Reputation: 2845
I have a User model which has the boolean attribute :sourced
I wanted to write the code below, but I get returned an empty array
User.where(sourced: false)
# User Load (2.0ms) SELECT "users".* FROM "users" WHERE "users"."sourced" = 'f' ORDER BY users.id DESC
# => []
However, this isn't the case, because there actually are records that have sourced set to false.
i.e, when I run
User.first.sourced #=> false
In my schema.rb file, it shows that the default value for the 'sourced' column is false
create_table "users", force: true do |t|
t.string "name"
t.string "email"
t.datetime "created_at"
t.datetime "updated_at"
t.string "password_digest"
t.string "remember_token"
t.boolean "admin", default: false
t.string "password_reset_token"
t.datetime "password_reset_sent_at"
t.text "admin_note", limit: 800
t.integer "applications_count"
t.string "admin_link"
t.boolean "sourced", default: false
t.boolean "told_admin"
end
What's going on here?
Upvotes: 0
Views: 586
Reputation: 3935
This is caused because you don't have a default value of false set in your migration, so it is saving it as nil which you aren't looking for. With duck typing nil == false so on the ruby level its false.
While you could do a query for false and nil... this is a bit cumbersome. Just set a default value in your database.
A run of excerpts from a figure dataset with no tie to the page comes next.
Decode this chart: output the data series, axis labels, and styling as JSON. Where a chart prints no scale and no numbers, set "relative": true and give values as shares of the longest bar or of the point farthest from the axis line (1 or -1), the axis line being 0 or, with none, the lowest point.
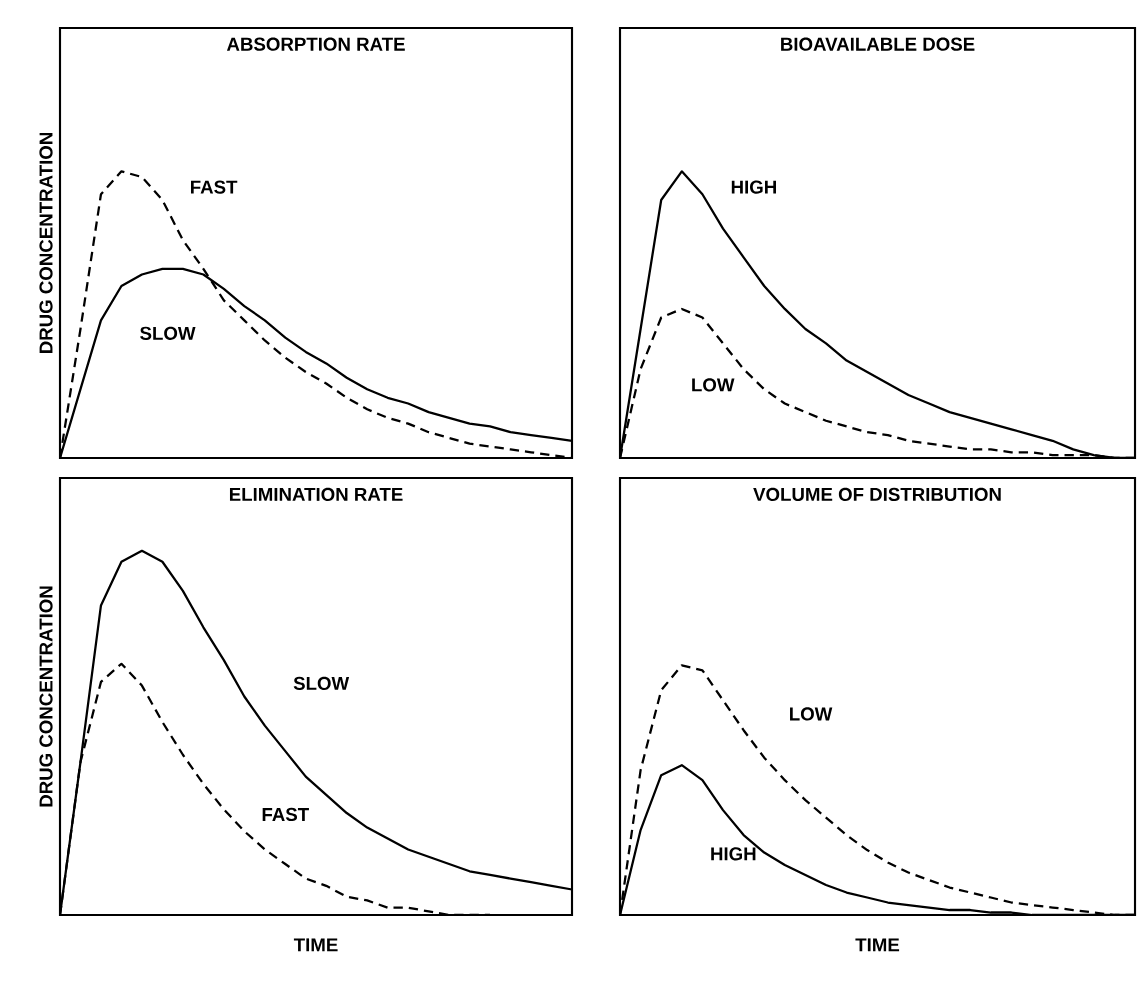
{
  "chart_data": [
    {
      "type": "line",
      "title": "ABSORPTION RATE",
      "ylabel": "DRUG CONCENTRATION",
      "relative": true,
      "tick_labels": false,
      "categories": [
        null,
        null,
        null,
        null,
        null,
        null,
        null,
        null,
        null,
        null,
        null,
        null,
        null,
        null,
        null,
        null,
        null,
        null,
        null,
        null,
        null,
        null,
        null,
        null,
        null,
        null
      ],
      "series": [
        {
          "name": "FAST",
          "color": "#000000",
          "line_style": "dashed",
          "values": [
            0,
            0.45,
            0.92,
            1.0,
            0.98,
            0.9,
            0.76,
            0.66,
            0.55,
            0.48,
            0.41,
            0.35,
            0.3,
            0.26,
            0.21,
            0.17,
            0.14,
            0.12,
            0.09,
            0.07,
            0.05,
            0.04,
            0.03,
            0.02,
            0.01,
            0
          ]
        },
        {
          "name": "SLOW",
          "color": "#000000",
          "line_style": "solid",
          "values": [
            0,
            0.24,
            0.48,
            0.6,
            0.64,
            0.66,
            0.66,
            0.64,
            0.59,
            0.53,
            0.48,
            0.42,
            0.37,
            0.33,
            0.28,
            0.24,
            0.21,
            0.19,
            0.16,
            0.14,
            0.12,
            0.11,
            0.09,
            0.08,
            0.07,
            0.06
          ]
        }
      ]
    },
    {
      "type": "line",
      "title": "BIOAVAILABLE DOSE",
      "relative": true,
      "tick_labels": false,
      "categories": [
        null,
        null,
        null,
        null,
        null,
        null,
        null,
        null,
        null,
        null,
        null,
        null,
        null,
        null,
        null,
        null,
        null,
        null,
        null,
        null,
        null,
        null,
        null,
        null,
        null,
        null
      ],
      "series": [
        {
          "name": "HIGH",
          "color": "#000000",
          "line_style": "solid",
          "values": [
            0,
            0.45,
            0.9,
            1.0,
            0.92,
            0.8,
            0.7,
            0.6,
            0.52,
            0.45,
            0.4,
            0.34,
            0.3,
            0.26,
            0.22,
            0.19,
            0.16,
            0.14,
            0.12,
            0.1,
            0.08,
            0.06,
            0.03,
            0.01,
            0,
            0
          ]
        },
        {
          "name": "LOW",
          "color": "#000000",
          "line_style": "dashed",
          "values": [
            0,
            0.31,
            0.49,
            0.52,
            0.49,
            0.4,
            0.31,
            0.24,
            0.19,
            0.16,
            0.13,
            0.11,
            0.09,
            0.08,
            0.06,
            0.05,
            0.04,
            0.03,
            0.03,
            0.02,
            0.02,
            0.01,
            0.01,
            0.01,
            0,
            0
          ]
        }
      ]
    },
    {
      "type": "line",
      "title": "ELIMINATION RATE",
      "ylabel": "DRUG CONCENTRATION",
      "xlabel": "TIME",
      "relative": true,
      "tick_labels": false,
      "categories": [
        null,
        null,
        null,
        null,
        null,
        null,
        null,
        null,
        null,
        null,
        null,
        null,
        null,
        null,
        null,
        null,
        null,
        null,
        null,
        null,
        null,
        null,
        null,
        null,
        null,
        null
      ],
      "series": [
        {
          "name": "SLOW",
          "color": "#000000",
          "line_style": "solid",
          "values": [
            0,
            0.42,
            0.85,
            0.97,
            1.0,
            0.97,
            0.89,
            0.79,
            0.7,
            0.6,
            0.52,
            0.45,
            0.38,
            0.33,
            0.28,
            0.24,
            0.21,
            0.18,
            0.16,
            0.14,
            0.12,
            0.11,
            0.1,
            0.09,
            0.08,
            0.07
          ]
        },
        {
          "name": "FAST",
          "color": "#000000",
          "line_style": "dashed",
          "values": [
            0,
            0.42,
            0.64,
            0.69,
            0.63,
            0.53,
            0.44,
            0.36,
            0.29,
            0.23,
            0.18,
            0.14,
            0.1,
            0.08,
            0.05,
            0.04,
            0.02,
            0.02,
            0.01,
            0,
            0,
            0,
            null,
            null,
            null,
            null
          ]
        }
      ]
    },
    {
      "type": "line",
      "title": "VOLUME OF DISTRIBUTION",
      "xlabel": "TIME",
      "relative": true,
      "tick_labels": false,
      "categories": [
        null,
        null,
        null,
        null,
        null,
        null,
        null,
        null,
        null,
        null,
        null,
        null,
        null,
        null,
        null,
        null,
        null,
        null,
        null,
        null,
        null,
        null,
        null,
        null,
        null,
        null
      ],
      "series": [
        {
          "name": "LOW",
          "color": "#000000",
          "line_style": "dashed",
          "values": [
            0,
            0.58,
            0.9,
            1.0,
            0.98,
            0.86,
            0.74,
            0.63,
            0.54,
            0.46,
            0.39,
            0.32,
            0.26,
            0.21,
            0.17,
            0.14,
            0.11,
            0.09,
            0.07,
            0.05,
            0.04,
            0.03,
            0.02,
            0.01,
            0,
            0
          ]
        },
        {
          "name": "HIGH",
          "color": "#000000",
          "line_style": "solid",
          "values": [
            0,
            0.34,
            0.56,
            0.6,
            0.54,
            0.42,
            0.32,
            0.25,
            0.2,
            0.16,
            0.12,
            0.09,
            0.07,
            0.05,
            0.04,
            0.03,
            0.02,
            0.02,
            0.01,
            0.01,
            0,
            0,
            0,
            0,
            0,
            0
          ]
        }
      ]
    }
  ]
}
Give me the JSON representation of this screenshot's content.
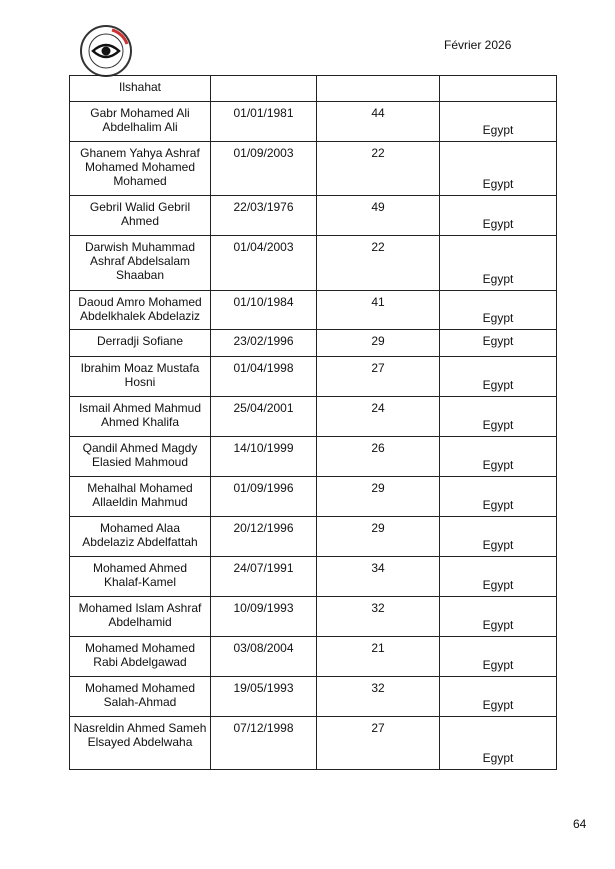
{
  "header": {
    "date": "Février 2026",
    "logo_text": "INVESTIGATIONS WITH IMPACT · NATIONAL INVESTIGATIVE SERVICE"
  },
  "footer": {
    "page_number": "64"
  },
  "table": {
    "rows": [
      {
        "name": "Ilshahat",
        "dob": "",
        "age": "",
        "country": ""
      },
      {
        "name": "Gabr Mohamed Ali Abdelhalim Ali",
        "dob": "01/01/1981",
        "age": "44",
        "country": "Egypt"
      },
      {
        "name": "Ghanem Yahya Ashraf Mohamed Mohamed Mohamed",
        "dob": "01/09/2003",
        "age": "22",
        "country": "Egypt"
      },
      {
        "name": "Gebril Walid Gebril Ahmed",
        "dob": "22/03/1976",
        "age": "49",
        "country": "Egypt"
      },
      {
        "name": "Darwish Muhammad Ashraf Abdelsalam Shaaban",
        "dob": "01/04/2003",
        "age": "22",
        "country": "Egypt"
      },
      {
        "name": "Daoud Amro Mohamed Abdelkhalek Abdelaziz",
        "dob": "01/10/1984",
        "age": "41",
        "country": "Egypt"
      },
      {
        "name": "Derradji Sofiane",
        "dob": "23/02/1996",
        "age": "29",
        "country": "Egypt"
      },
      {
        "name": "Ibrahim Moaz Mustafa Hosni",
        "dob": "01/04/1998",
        "age": "27",
        "country": "Egypt"
      },
      {
        "name": "Ismail Ahmed Mahmud Ahmed Khalifa",
        "dob": "25/04/2001",
        "age": "24",
        "country": "Egypt"
      },
      {
        "name": "Qandil Ahmed Magdy Elasied Mahmoud",
        "dob": "14/10/1999",
        "age": "26",
        "country": "Egypt"
      },
      {
        "name": "Mehalhal Mohamed Allaeldin Mahmud",
        "dob": "01/09/1996",
        "age": "29",
        "country": "Egypt"
      },
      {
        "name": "Mohamed Alaa Abdelaziz Abdelfattah",
        "dob": "20/12/1996",
        "age": "29",
        "country": "Egypt"
      },
      {
        "name": "Mohamed Ahmed Khalaf-Kamel",
        "dob": "24/07/1991",
        "age": "34",
        "country": "Egypt"
      },
      {
        "name": "Mohamed Islam Ashraf Abdelhamid",
        "dob": "10/09/1993",
        "age": "32",
        "country": "Egypt"
      },
      {
        "name": "Mohamed Mohamed Rabi Abdelgawad",
        "dob": "03/08/2004",
        "age": "21",
        "country": "Egypt"
      },
      {
        "name": "Mohamed Mohamed Salah-Ahmad",
        "dob": "19/05/1993",
        "age": "32",
        "country": "Egypt"
      },
      {
        "name": "Nasreldin Ahmed Sameh Elsayed Abdelwaha",
        "dob": "07/12/1998",
        "age": "27",
        "country": "Egypt"
      }
    ]
  }
}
you can fix this with a migration
def up
#change column
change_column :users, :sourced, :boolean, default: false
# reload schema https://stackoverflow.com/a/8935621/793330
User.reset_column_information
# update the nils
User.find_each(&:save)
end
Always remember to set a default value for boolean values in your database. This will save you a ton of frustration in the future and also helps with validations by always setting a default value on the database level.
Also if you're using SQLite? perhaps its not typecasting properly does this work?